Morphological features

The generic affiliation of Escharella similis , recently described from the Alboran Sea ( Ramalho et al. 2022), was validated by the presence of a triangular denticle at a central place on the inner side of the orifice, below the convexity of the orifice outer edge ( Ramalho et al. 2022, fig. 7D). Indeed, the occurrence of a lyrula in the primary orifice determines the difference between Escharella and Hemicyclopora ( Norman 1909: 308; Ryland 1963: 25, 27), and this triangular denticle has the same function as a typical anvil-shaped lyrula ( Berning et al. 2014).
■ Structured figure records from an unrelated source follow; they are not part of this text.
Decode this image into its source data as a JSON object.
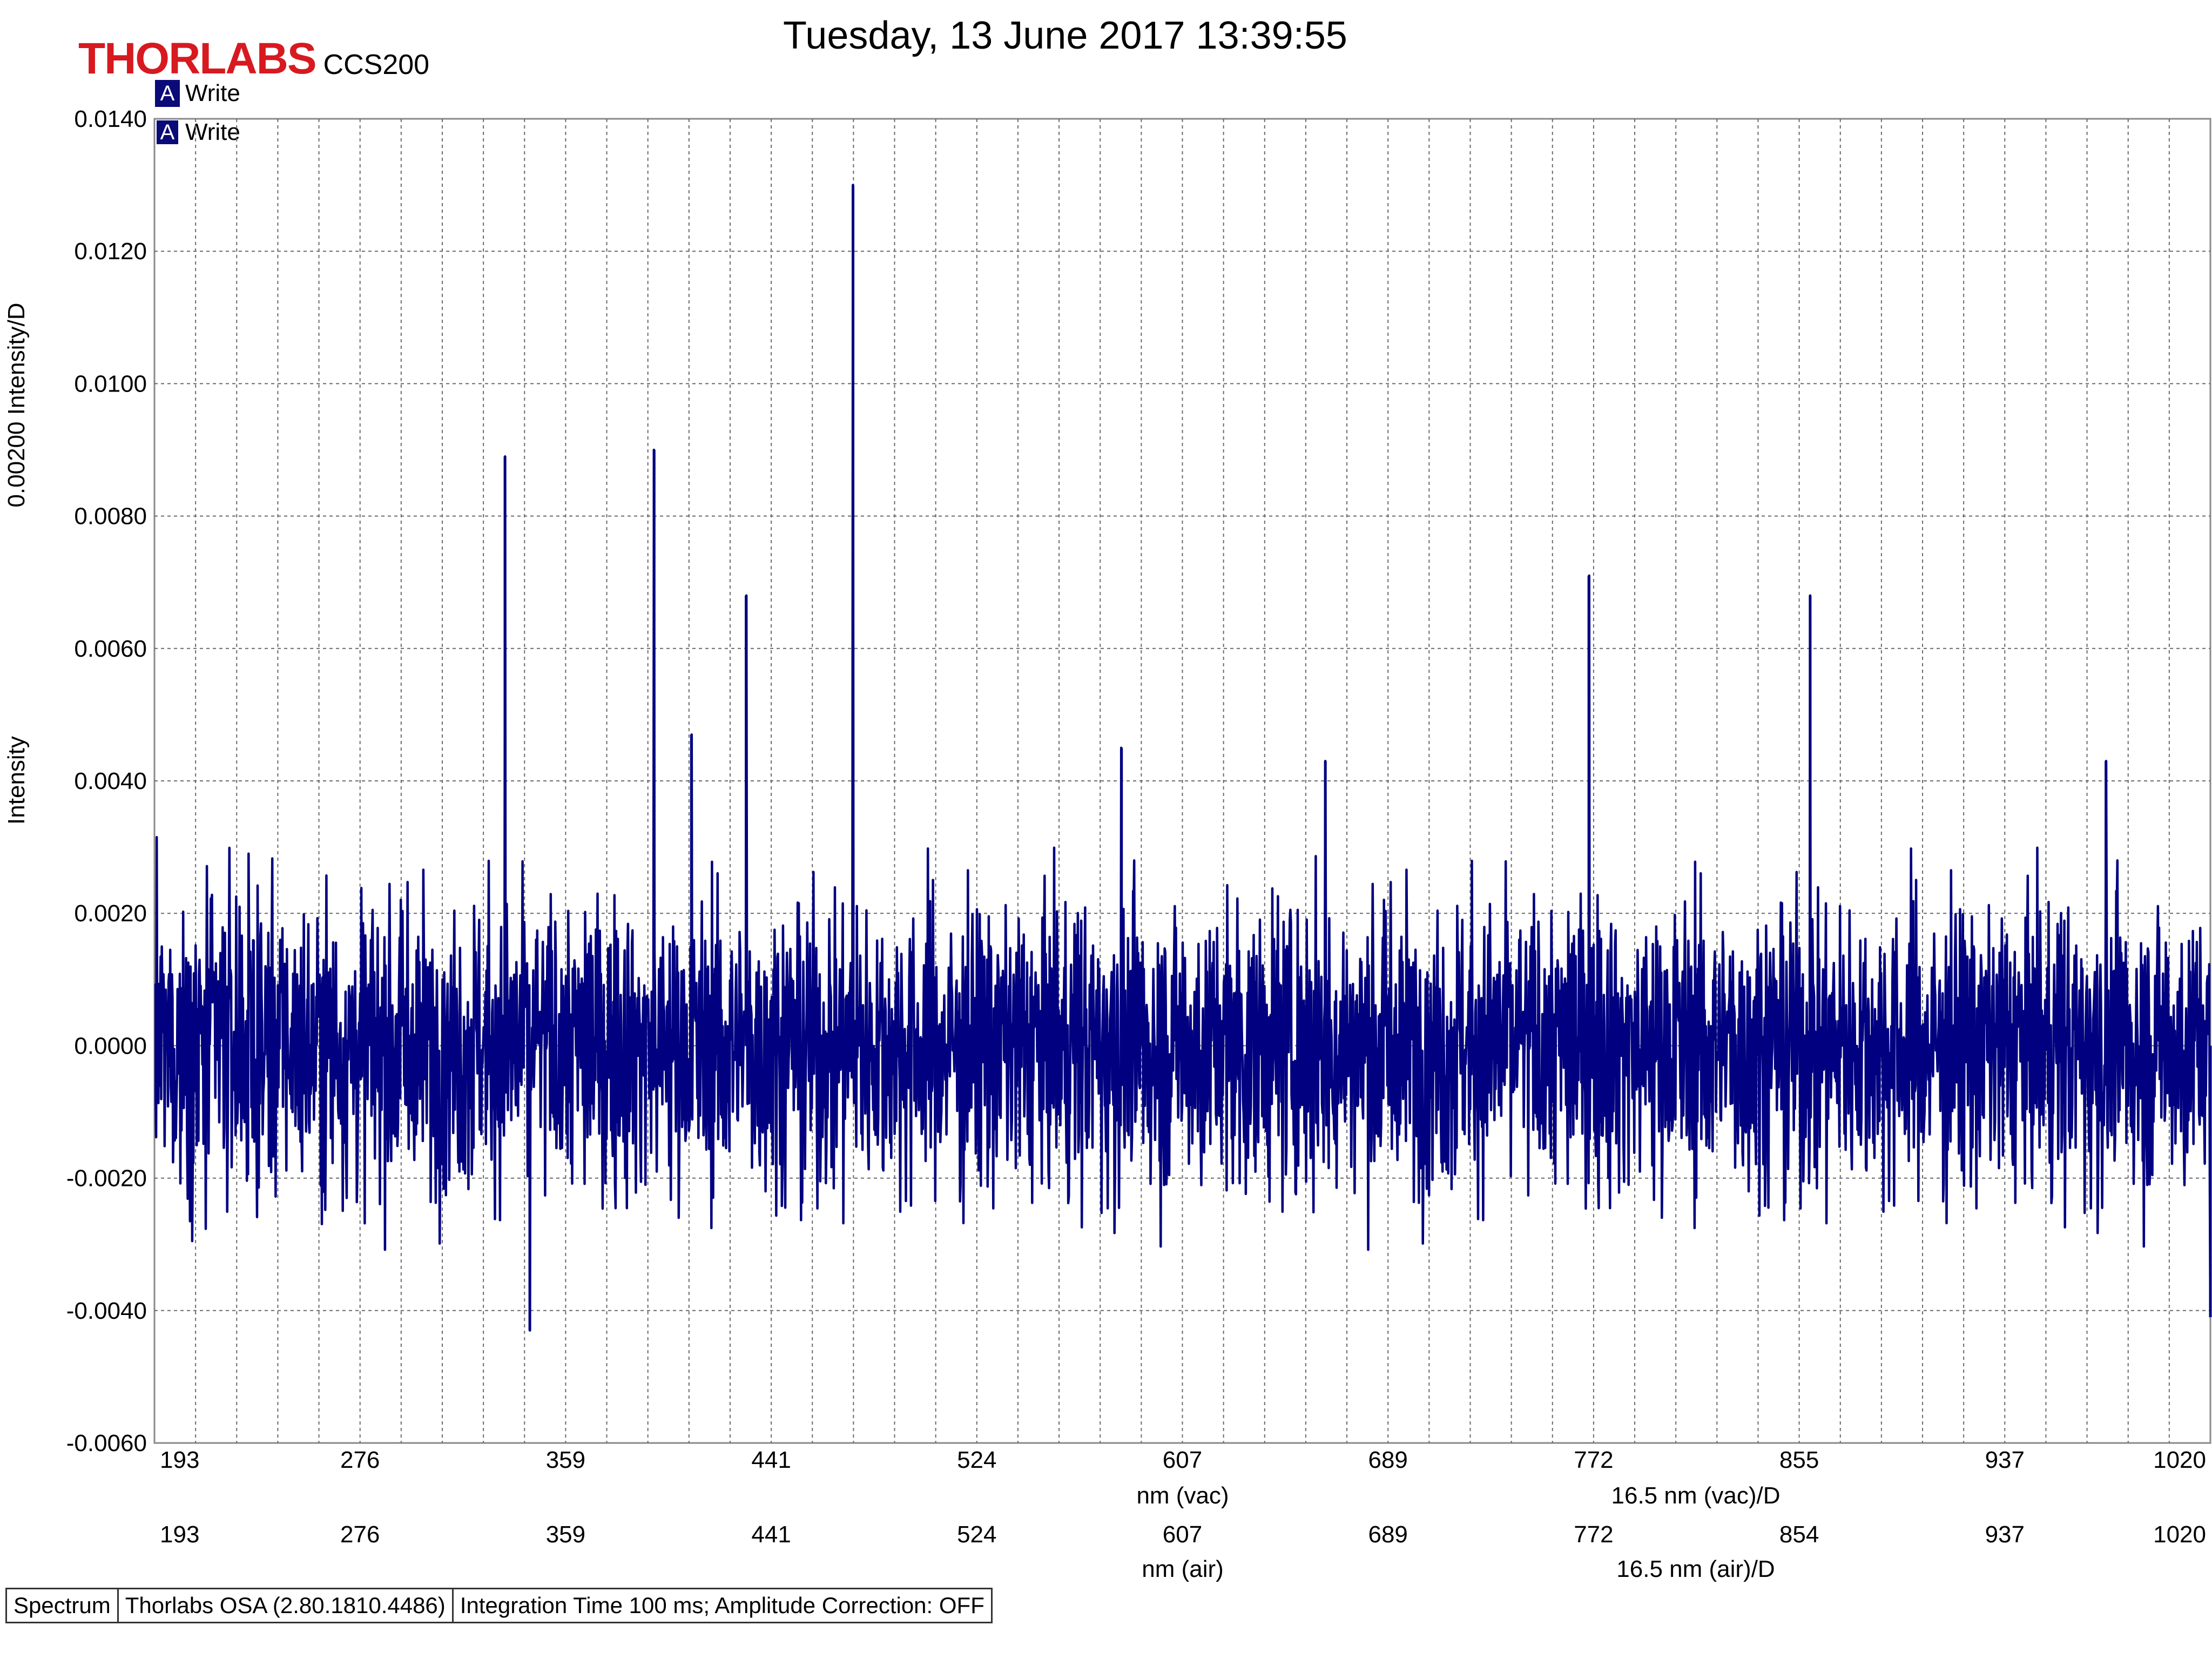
{
  "brand": {
    "logo": "THORLABS",
    "model": "CCS200"
  },
  "title": "Tuesday, 13 June 2017 13:39:55",
  "legend": [
    {
      "icon": "A",
      "label": "Write"
    },
    {
      "icon": "A",
      "label": "Write"
    }
  ],
  "colors": {
    "series": "#000080",
    "logo": "#d71920",
    "grid": "#666666"
  },
  "status_bar": [
    "Spectrum",
    "Thorlabs OSA (2.80.1810.4486)",
    "Integration Time 100 ms; Amplitude Correction: OFF"
  ],
  "chart_data": {
    "type": "line",
    "ylabel": "Intensity",
    "ydiv_label": "0.00200 Intensity/D",
    "yticks": [
      "0.0140",
      "0.0120",
      "0.0100",
      "0.0080",
      "0.0060",
      "0.0040",
      "0.0020",
      "0.0000",
      "-0.0020",
      "-0.0040",
      "-0.0060"
    ],
    "ylim": [
      -0.006,
      0.014
    ],
    "xlim": [
      193,
      1020
    ],
    "grid": true,
    "legend_position": "top-left",
    "x_axis_vac": {
      "ticks": [
        "193",
        "276",
        "359",
        "441",
        "524",
        "607",
        "689",
        "772",
        "855",
        "937",
        "1020"
      ],
      "unit_label": "nm (vac)",
      "div_label": "16.5 nm (vac)/D"
    },
    "x_axis_air": {
      "ticks": [
        "193",
        "276",
        "359",
        "441",
        "524",
        "607",
        "689",
        "772",
        "854",
        "937",
        "1020"
      ],
      "unit_label": "nm (air)",
      "div_label": "16.5 nm (air)/D"
    },
    "series": [
      {
        "color": "#000080",
        "noise_sigma": 0.0011,
        "peaks": [
          {
            "x": 334,
            "y": 0.0089
          },
          {
            "x": 344,
            "y": -0.0043
          },
          {
            "x": 394,
            "y": 0.009
          },
          {
            "x": 409,
            "y": 0.0047
          },
          {
            "x": 431,
            "y": 0.0068
          },
          {
            "x": 474,
            "y": 0.013
          },
          {
            "x": 582,
            "y": 0.0045
          },
          {
            "x": 664,
            "y": 0.0043
          },
          {
            "x": 770,
            "y": 0.0071
          },
          {
            "x": 859,
            "y": 0.0068
          },
          {
            "x": 978,
            "y": 0.0043
          },
          {
            "x": 1020,
            "y": -0.0041
          }
        ]
      }
    ]
  }
}
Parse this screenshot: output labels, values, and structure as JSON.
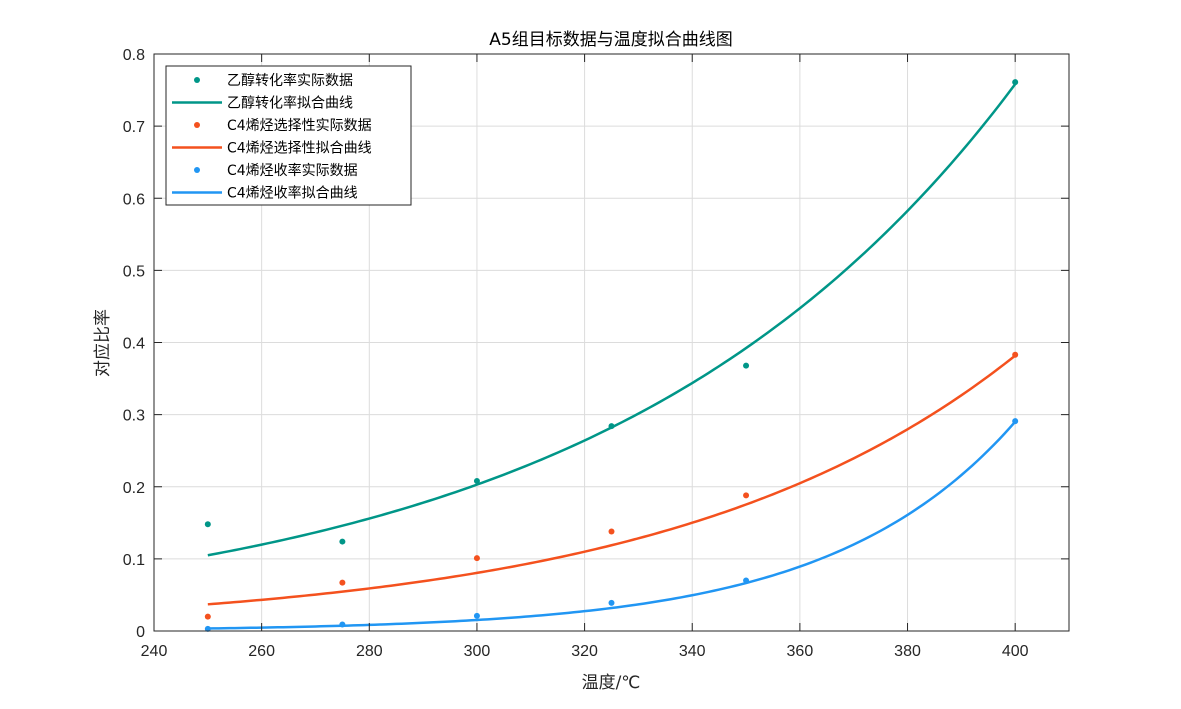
{
  "chart_data": {
    "type": "line",
    "title": "A5组目标数据与温度拟合曲线图",
    "xlabel": "温度/℃",
    "ylabel": "对应比率",
    "xlim": [
      240,
      410
    ],
    "ylim": [
      0,
      0.8
    ],
    "xticks": [
      240,
      260,
      280,
      300,
      320,
      340,
      360,
      380,
      400
    ],
    "yticks": [
      0,
      0.1,
      0.2,
      0.3,
      0.4,
      0.5,
      0.6,
      0.7,
      0.8
    ],
    "xtick_labels": [
      "240",
      "260",
      "280",
      "300",
      "320",
      "340",
      "360",
      "380",
      "400"
    ],
    "ytick_labels": [
      "0",
      "0.1",
      "0.2",
      "0.3",
      "0.4",
      "0.5",
      "0.6",
      "0.7",
      "0.8"
    ],
    "grid": true,
    "legend_position": "top-left",
    "x": [
      250,
      275,
      300,
      325,
      350,
      400
    ],
    "series": [
      {
        "name": "乙醇转化率实际数据",
        "kind": "points",
        "color": "#009688",
        "values": [
          0.148,
          0.124,
          0.208,
          0.284,
          0.368,
          0.761
        ]
      },
      {
        "name": "乙醇转化率拟合曲线",
        "kind": "line",
        "color": "#009688",
        "fit": {
          "a": 0.105,
          "b": 0.01318,
          "x0": 250
        }
      },
      {
        "name": "C4烯烃选择性实际数据",
        "kind": "points",
        "color": "#F4511E",
        "values": [
          0.02,
          0.067,
          0.101,
          0.138,
          0.188,
          0.383
        ]
      },
      {
        "name": "C4烯烃选择性拟合曲线",
        "kind": "line",
        "color": "#F4511E",
        "fit": {
          "a": 0.037,
          "b": 0.01556,
          "x0": 250
        }
      },
      {
        "name": "C4烯烃收率实际数据",
        "kind": "points",
        "color": "#2196F3",
        "values": [
          0.003,
          0.009,
          0.021,
          0.039,
          0.07,
          0.291
        ]
      },
      {
        "name": "C4烯烃收率拟合曲线",
        "kind": "line",
        "color": "#2196F3",
        "fit": {
          "a": 0.0035,
          "b": 0.02945,
          "x0": 250
        }
      }
    ]
  }
}
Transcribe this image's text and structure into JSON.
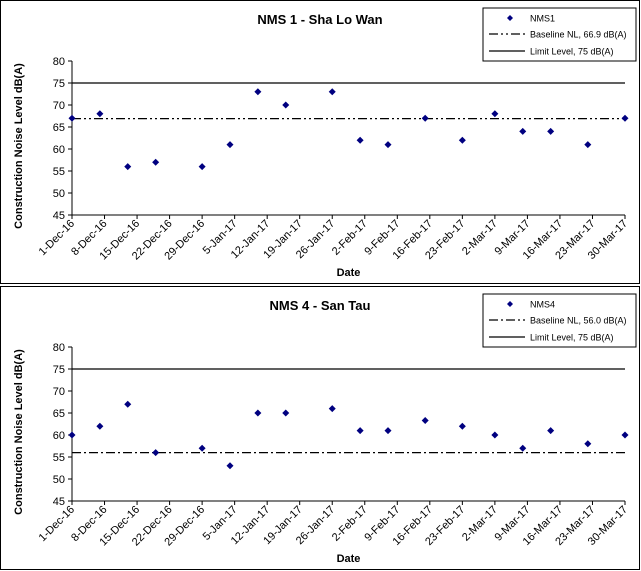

The type of ovicell closure, cleithral vs acleithral, which also contributes to discriminating these two genera according to Hayward & Ryland (1999), is often not easy to identify. Colonies examined here, from the Alboran Sea and the near-Atlantic, show most diagnostic features of E. similis (proximal edge of orifice thick, convex and with a short, pointed umbo, non-prominent condyles, eight spines in both ovicellate and non-ovicellate zooids, kenozooidal ovicells). However, the lyrula-like protuberance in the inner side of the poster is much lower ( Fig. 7C, D, F View FIG ) than the triangular denticle originally described in this species. This difference likely denotes intraspecific variability, which also includes the number of ancestrular spines around the opesia, ranging from eight ( Ramalho et al. 2022) to six (present material), while there are invariably five spines around the cryptocyst.

HABITAT DISTRIBUTION

The nine examined colonies of E. similis were collected by dredging in soft bottoms within a relatively narrow depth range (135-205 m) across the outer continental shelf. The substrates were empty shells and biogenic concretions. These habitat features are similar to those indicated by Ramalho et al. (2022) for this species.

GEOGRAPHICAL DISTRIBUTION

Escharella similis is known from several localities of the Alboran Sea (Harmelin & d’Hondt 1992, as H. discrepans ; Ramalho et al. 2020a, as Escharella sp. ; Ramalho et al. 2022; present material).Its occurrence in the Gulf of Cadiz, i.e., not far from the western entrance of the Gibraltar Strait might indicate the existence of a local population founded by the transfer of Mediterranean larvae to the Atlantic via the Mediterranean Outflow Water (MOW) (e.g. Singh et al. 2015).